Bien sûr qu’il est ici question de transmission d’un savoir. Bien sûr que les anciens ont développé des techniques, une gestuelle, ont assimilé et intégré des principes essentiels, nés de découvertes et d’années d’expériences. Pourquoi s’en priver ? Bien sûr que tout ce savoir est une richesse, voire un guide. Mais croire de façon systématique en son efficacité, et souvent aux dépens de techniques et de disciplines contemporaines est, je le pense, source d’erreur. D’ailleurs tout le monde sait bien qu’on ne se bonifie pas toujours avec l’âge ! On risque même de passer à côté de l’essentiel, la véritable source, celle qui n’est pas « savoir », mais « connaissance », qui est l’expérience de l’instant. Entendons-nous bien, pour avoir consacré plusieurs années à Génération Tao, vanté et diffusé les vertus du Qi Gong, du Taiji ou du Yoga, j’aime profondément ces pratiques et je me suis essayée à certaines d’entre elles. Mais n’avez-vous jamais eu comme moi le sentiment d’observer ou de pratiquer parfois une forme archaïque ? La sensation de « chevaucher » un vieux dinosaure. Je pratique depuis quinze ans le Wutao*, un art corporel et énergétique contemporain. Nul doute que cette pratique est ancrée dans le présent. Et je ne dis pas qu’elles est meilleures parce qu’elle est récente (ce qui serait là aussi un travers). Mais elle vibre d’une couleur, d’une forme, d’une matière, d’une énergie nouvelle que l’on perçoit tout de suite. Je vais faire une comparaison un peu audacieuse, mais imaginez-vous entrant dans une maison à l’architecture moderne ou dans de « vieilles pierres ». L’une, riche de possibles, l’autre pétrie de mémoire. Votre sensation est totalement différente. Et cette perception immédiate.

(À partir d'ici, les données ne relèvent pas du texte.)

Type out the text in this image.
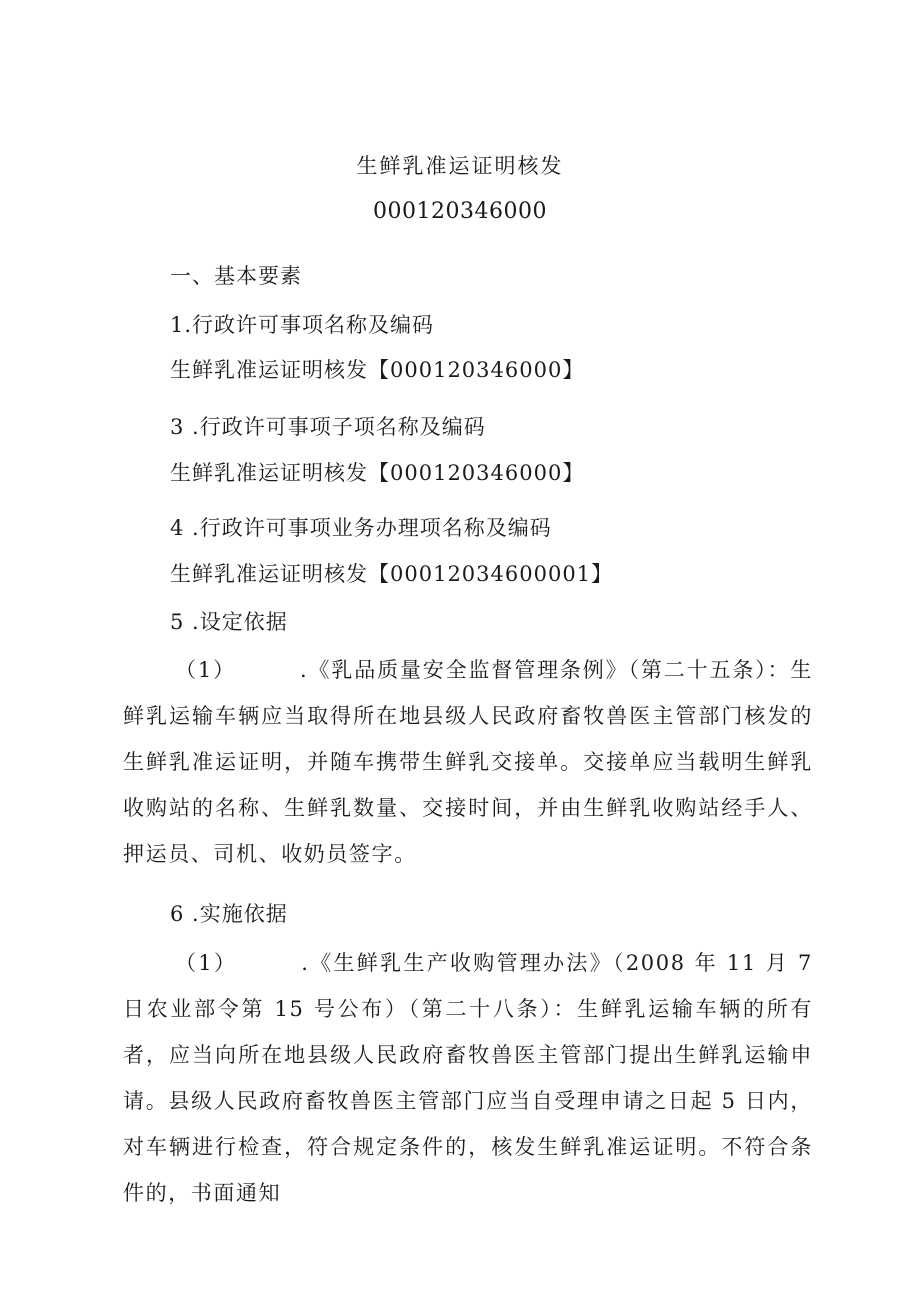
生鲜乳准运证明核发
000120346000
一、基本要素
1.行政许可事项名称及编码
生鲜乳准运证明核发【000120346000】
3 .行政许可事项子项名称及编码
生鲜乳准运证明核发【000120346000】
4 .行政许可事项业务办理项名称及编码
生鲜乳准运证明核发【00012034600001】
5 .设定依据
（1）	.《乳品质量安全监督管理条例》（第二十五条）：生鲜乳运输车辆应当取得所在地县级人民政府畜牧兽医主管部门核发的生鲜乳准运证明，并随车携带生鲜乳交接单。交接单应当载明生鲜乳收购站的名称、生鲜乳数量、交接时间，并由生鲜乳收购站经手人、押运员、司机、收奶员签字。
6 .实施依据
（1）	.《生鲜乳生产收购管理办法》（2008 年 11 月 7 日农业部令第 15 号公布）（第二十八条）：生鲜乳运输车辆的所有者，应当向所在地县级人民政府畜牧兽医主管部门提出生鲜乳运输申请。县级人民政府畜牧兽医主管部门应当自受理申请之日起 5 日内，对车辆进行检查，符合规定条件的，核发生鲜乳准运证明。不符合条件的，书面通知
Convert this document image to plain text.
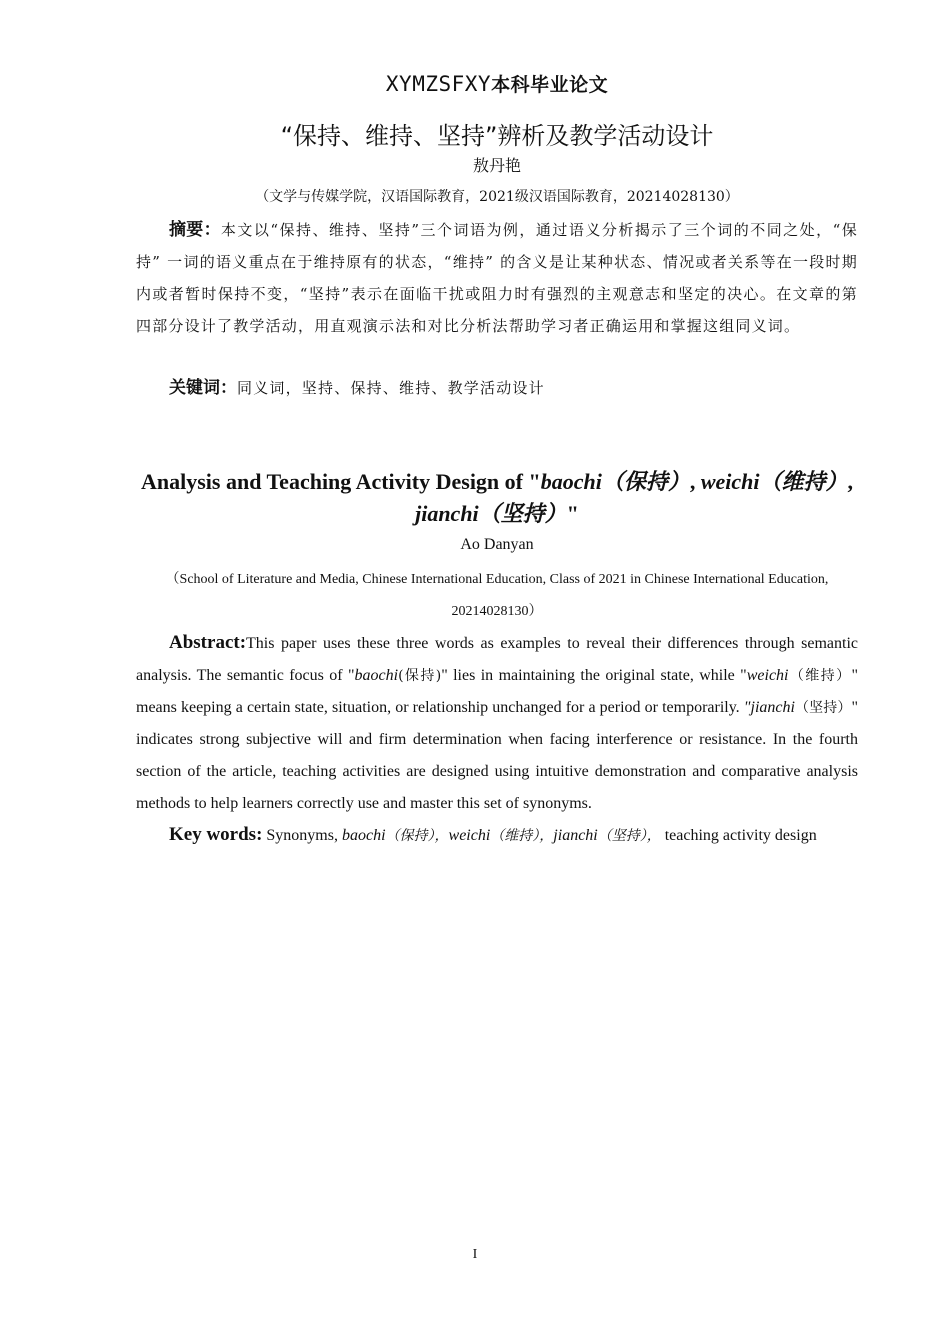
XYMZSFXY本科毕业论文
“保持、维持、坚持”辨析及教学活动设计
敖丹艳
（文学与传媒学院，汉语国际教育，2021级汉语国际教育，20214028130）
摘要：本文以“保持、维持、坚持”三个词语为例，通过语义分析揭示了三个词的不同之处，“保持” 一词的语义重点在于维持原有的状态，“维持” 的含义是让某种状态、情况或者关系等在一段时期内或者暂时保持不变，“坚持”表示在面临干扰或阻力时有强烈的主观意志和坚定的决心。在文章的第四部分设计了教学活动，用直观演示法和对比分析法帮助学习者正确运用和掌握这组同义词。
关键词：同义词，坚持、保持、维持、教学活动设计
Analysis and Teaching Activity Design of "baochi（保持）, weichi（维持）, jianchi（坚持）"
Ao Danyan
（School of Literature and Media, Chinese International Education, Class of 2021 in Chinese International Education, 20214028130）
Abstract:This paper uses these three words as examples to reveal their differences through semantic analysis. The semantic focus of "baochi(保持)" lies in maintaining the original state, while "weichi（维持）" means keeping a certain state, situation, or relationship unchanged for a period or temporarily. "jianchi（坚持）" indicates strong subjective will and firm determination when facing interference or resistance. In the fourth section of the article, teaching activities are designed using intuitive demonstration and comparative analysis methods to help learners correctly use and master this set of synonyms.
Key words: Synonyms, baochi（保持），weichi（维持），jianchi（坚持）， teaching activity design
I
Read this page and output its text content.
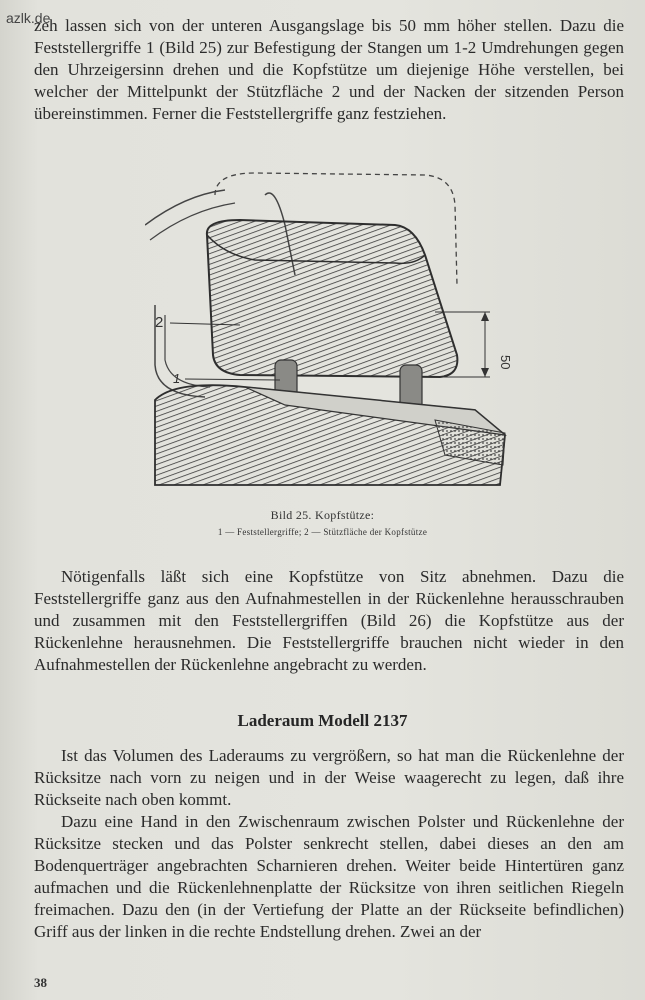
azlk.de

zeh lassen sich von der unteren Ausgangslage bis 50 mm höher stellen. Dazu die Feststellergriffe 1 (Bild 25) zur Befestigung der Stangen um 1-2 Umdrehungen gegen den Uhrzeigersinn drehen und die Kopfstütze um diejenige Höhe verstellen, bei welcher der Mittelpunkt der Stützfläche 2 und der Nacken der sitzenden Person übereinstimmen. Ferner die Feststellergriffe ganz festziehen.

2
1
50
Bild 25. Kopfstütze:
1 — Feststellergriffe; 2 — Stützfläche der Kopfstütze

Nötigenfalls läßt sich eine Kopfstütze von Sitz abnehmen. Dazu die Feststellergriffe ganz aus den Aufnahmestellen in der Rückenlehne herausschrauben und zusammen mit den Feststellergriffen (Bild 26) die Kopfstütze aus der Rückenlehne herausnehmen. Die Feststellergriffe brauchen nicht wieder in den Aufnahmestellen der Rückenlehne angebracht zu werden.

Laderaum Modell 2137

Ist das Volumen des Laderaums zu vergrößern, so hat man die Rückenlehne der Rücksitze nach vorn zu neigen und in der Weise waagerecht zu legen, daß ihre Rückseite nach oben kommt.

Dazu eine Hand in den Zwischenraum zwischen Polster und Rückenlehne der Rücksitze stecken und das Polster senkrecht stellen, dabei dieses an den am Bodenquerträger angebrachten Scharnieren drehen. Weiter beide Hintertüren ganz aufmachen und die Rückenlehnenplatte der Rücksitze von ihren seitlichen Riegeln freimachen. Dazu den (in der Vertiefung der Platte an der Rückseite befindlichen) Griff aus der linken in die rechte Endstellung drehen. Zwei an der

38
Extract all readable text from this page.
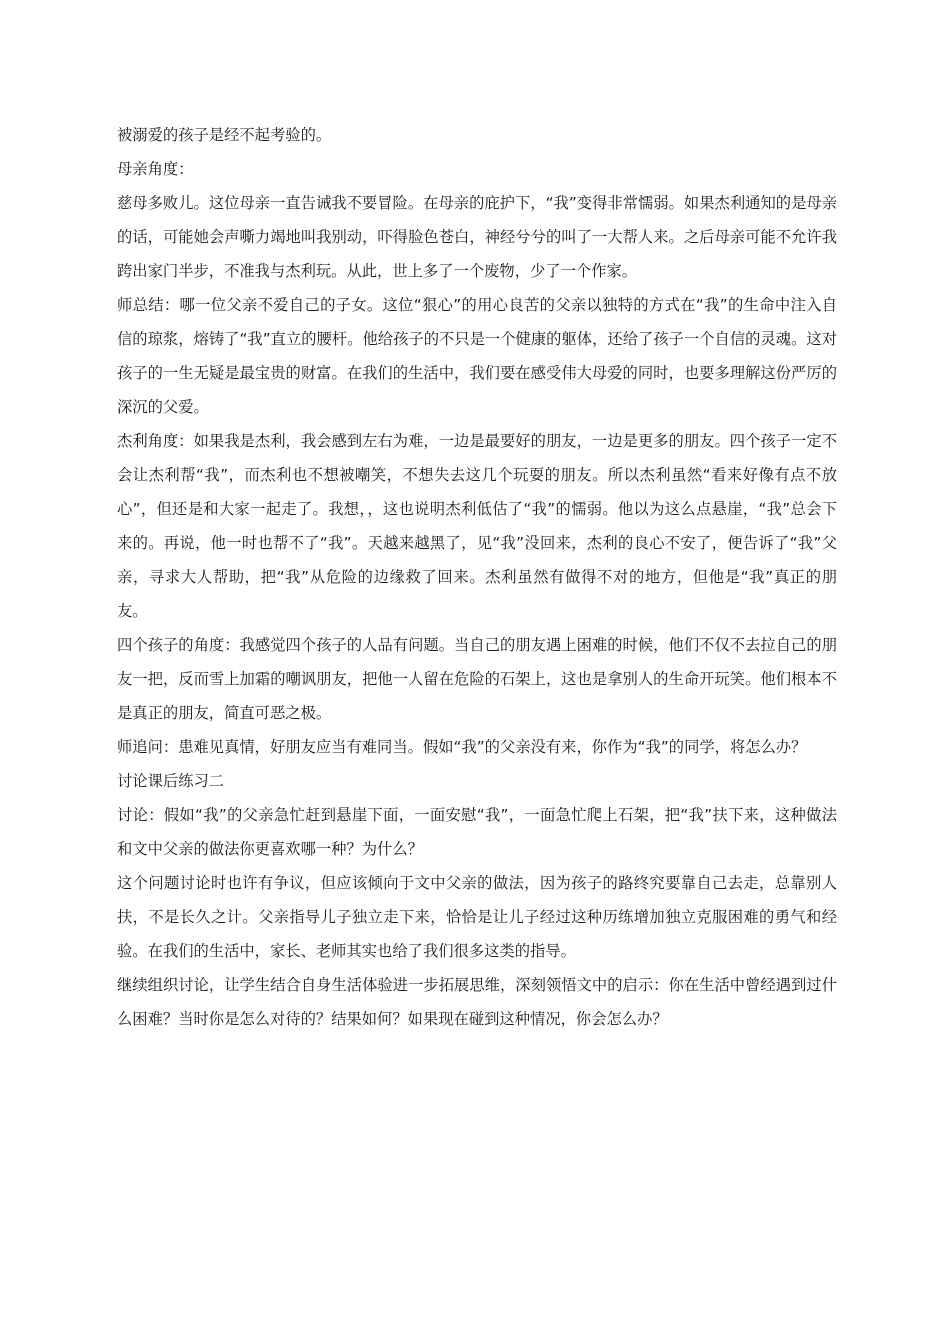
被溺爱的孩子是经不起考验的。

母亲角度：

慈母多败儿。这位母亲一直告诫我不要冒险。在母亲的庇护下，“我”变得非常懦弱。如果杰利通知的是母亲的话，可能她会声嘶力竭地叫我别动，吓得脸色苍白，神经兮兮的叫了一大帮人来。之后母亲可能不允许我跨出家门半步，不准我与杰利玩。从此，世上多了一个废物，少了一个作家。

师总结：哪一位父亲不爱自己的子女。这位“狠心”的用心良苦的父亲以独特的方式在“我”的生命中注入自信的琼浆，熔铸了“我”直立的腰杆。他给孩子的不只是一个健康的躯体，还给了孩子一个自信的灵魂。这对孩子的一生无疑是最宝贵的财富。在我们的生活中，我们要在感受伟大母爱的同时，也要多理解这份严厉的深沉的父爱。

杰利角度：如果我是杰利，我会感到左右为难，一边是最要好的朋友，一边是更多的朋友。四个孩子一定不会让杰利帮“我”，而杰利也不想被嘲笑，不想失去这几个玩耍的朋友。所以杰利虽然“看来好像有点不放心”，但还是和大家一起走了。我想，，这也说明杰利低估了“我”的懦弱。他以为这么点悬崖，“我”总会下来的。再说，他一时也帮不了“我”。天越来越黑了，见“我”没回来，杰利的良心不安了，便告诉了“我”父亲，寻求大人帮助，把“我”从危险的边缘救了回来。杰利虽然有做得不对的地方，但他是“我”真正的朋友。

四个孩子的角度：我感觉四个孩子的人品有问题。当自己的朋友遇上困难的时候，他们不仅不去拉自己的朋友一把，反而雪上加霜的嘲讽朋友，把他一人留在危险的石架上，这也是拿别人的生命开玩笑。他们根本不是真正的朋友，简直可恶之极。

师追问：患难见真情，好朋友应当有难同当。假如“我”的父亲没有来，你作为“我”的同学，将怎么办？

讨论课后练习二

讨论：假如“我”的父亲急忙赶到悬崖下面，一面安慰“我”，一面急忙爬上石架，把“我”扶下来，这种做法和文中父亲的做法你更喜欢哪一种？为什么？

这个问题讨论时也许有争议，但应该倾向于文中父亲的做法，因为孩子的路终究要靠自己去走，总靠别人扶，不是长久之计。父亲指导儿子独立走下来，恰恰是让儿子经过这种历练增加独立克服困难的勇气和经验。在我们的生活中，家长、老师其实也给了我们很多这类的指导。

继续组织讨论，让学生结合自身生活体验进一步拓展思维，深刻领悟文中的启示：你在生活中曾经遇到过什么困难？当时你是怎么对待的？结果如何？如果现在碰到这种情况，你会怎么办？
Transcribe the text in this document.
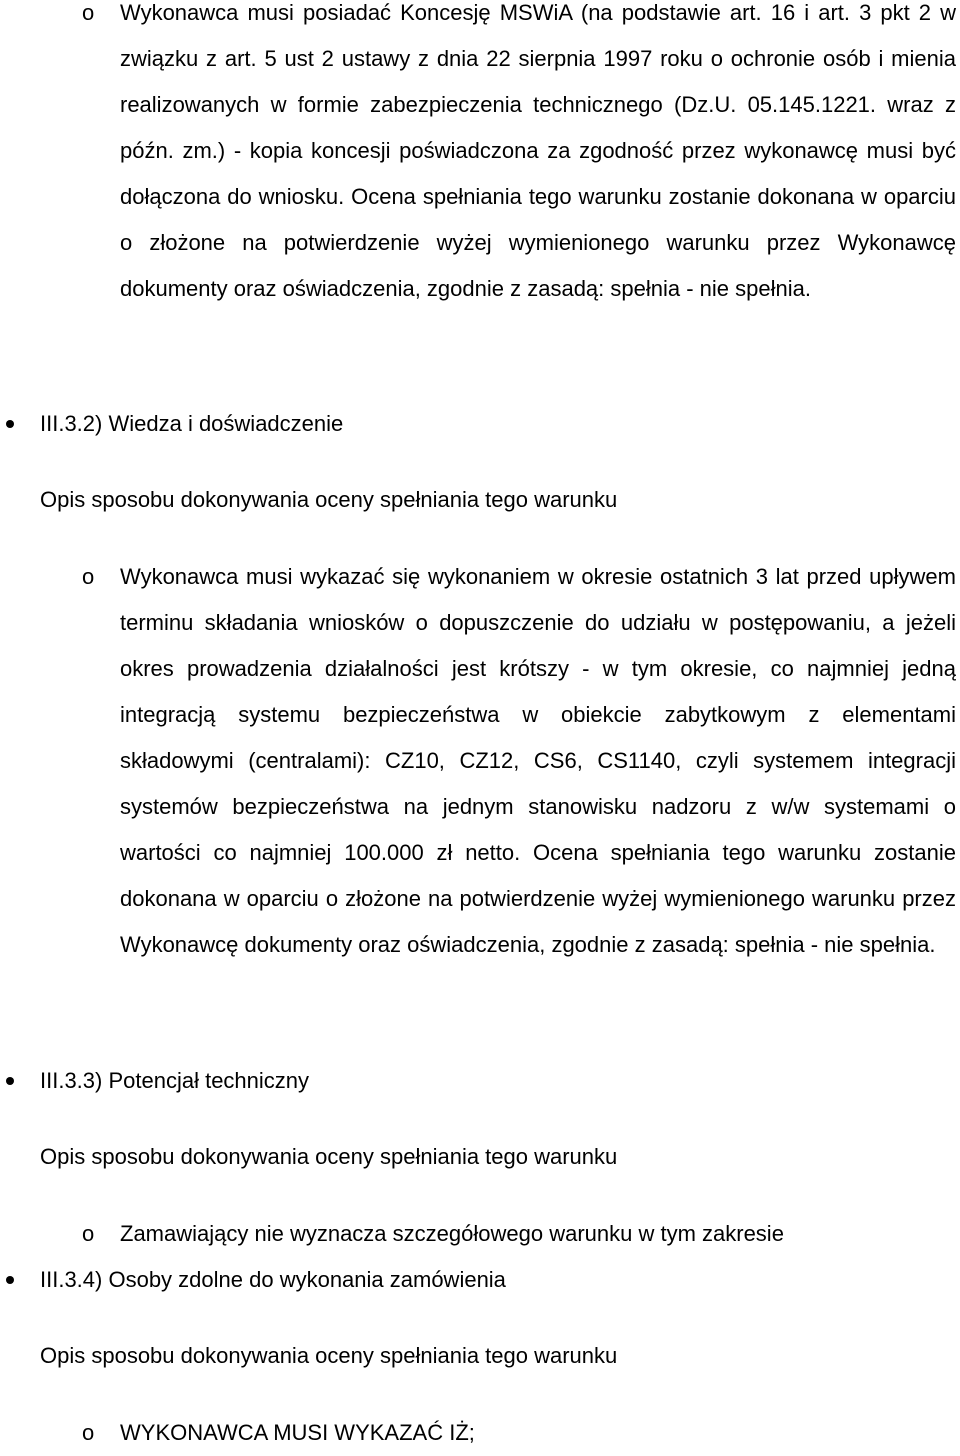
o Wykonawca musi posiadać Koncesję MSWiA (na podstawie art. 16 i art. 3 pkt 2 w związku z art. 5 ust 2 ustawy z dnia 22 sierpnia 1997 roku o ochronie osób i mienia realizowanych w formie zabezpieczenia technicznego (Dz.U. 05.145.1221. wraz z późn. zm.) - kopia koncesji poświadczona za zgodność przez wykonawcę musi być dołączona do wniosku. Ocena spełniania tego warunku zostanie dokonana w oparciu o złożone na potwierdzenie wyżej wymienionego warunku przez Wykonawcę dokumenty oraz oświadczenia, zgodnie z zasadą: spełnia - nie spełnia.
III.3.2) Wiedza i doświadczenie
Opis sposobu dokonywania oceny spełniania tego warunku
o Wykonawca musi wykazać się wykonaniem w okresie ostatnich 3 lat przed upływem terminu składania wniosków o dopuszczenie do udziału w postępowaniu, a jeżeli okres prowadzenia działalności jest krótszy - w tym okresie, co najmniej jedną integracją systemu bezpieczeństwa w obiekcie zabytkowym z elementami składowymi (centralami): CZ10, CZ12, CS6, CS1140, czyli systemem integracji systemów bezpieczeństwa na jednym stanowisku nadzoru z w/w systemami o wartości co najmniej 100.000 zł netto. Ocena spełniania tego warunku zostanie dokonana w oparciu o złożone na potwierdzenie wyżej wymienionego warunku przez Wykonawcę dokumenty oraz oświadczenia, zgodnie z zasadą: spełnia - nie spełnia.
III.3.3) Potencjał techniczny
Opis sposobu dokonywania oceny spełniania tego warunku
o Zamawiający nie wyznacza szczegółowego warunku w tym zakresie
III.3.4) Osoby zdolne do wykonania zamówienia
Opis sposobu dokonywania oceny spełniania tego warunku
o WYKONAWCA MUSI WYKAZAĆ IŻ;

Néanmoins pour évoluer, toutes ces pratiques se sont appuyées sur des principes anciens. Mais elles sont porteuses de cette vitalité essentielle, de cette source nécessaire. Aussi prenons garde que ce qui est ancien ne perde pas sa sève. Et que ce qui est nouveau ne soit pas vide. Dans un cas comme dans l’autre, pour que nos pratiques ne se dessèchent pas, il faudrait qu’à chaque instant nous puissions leur insuffler une vitalité nouvelle, et épanouir cette source de vie qui vit en nous.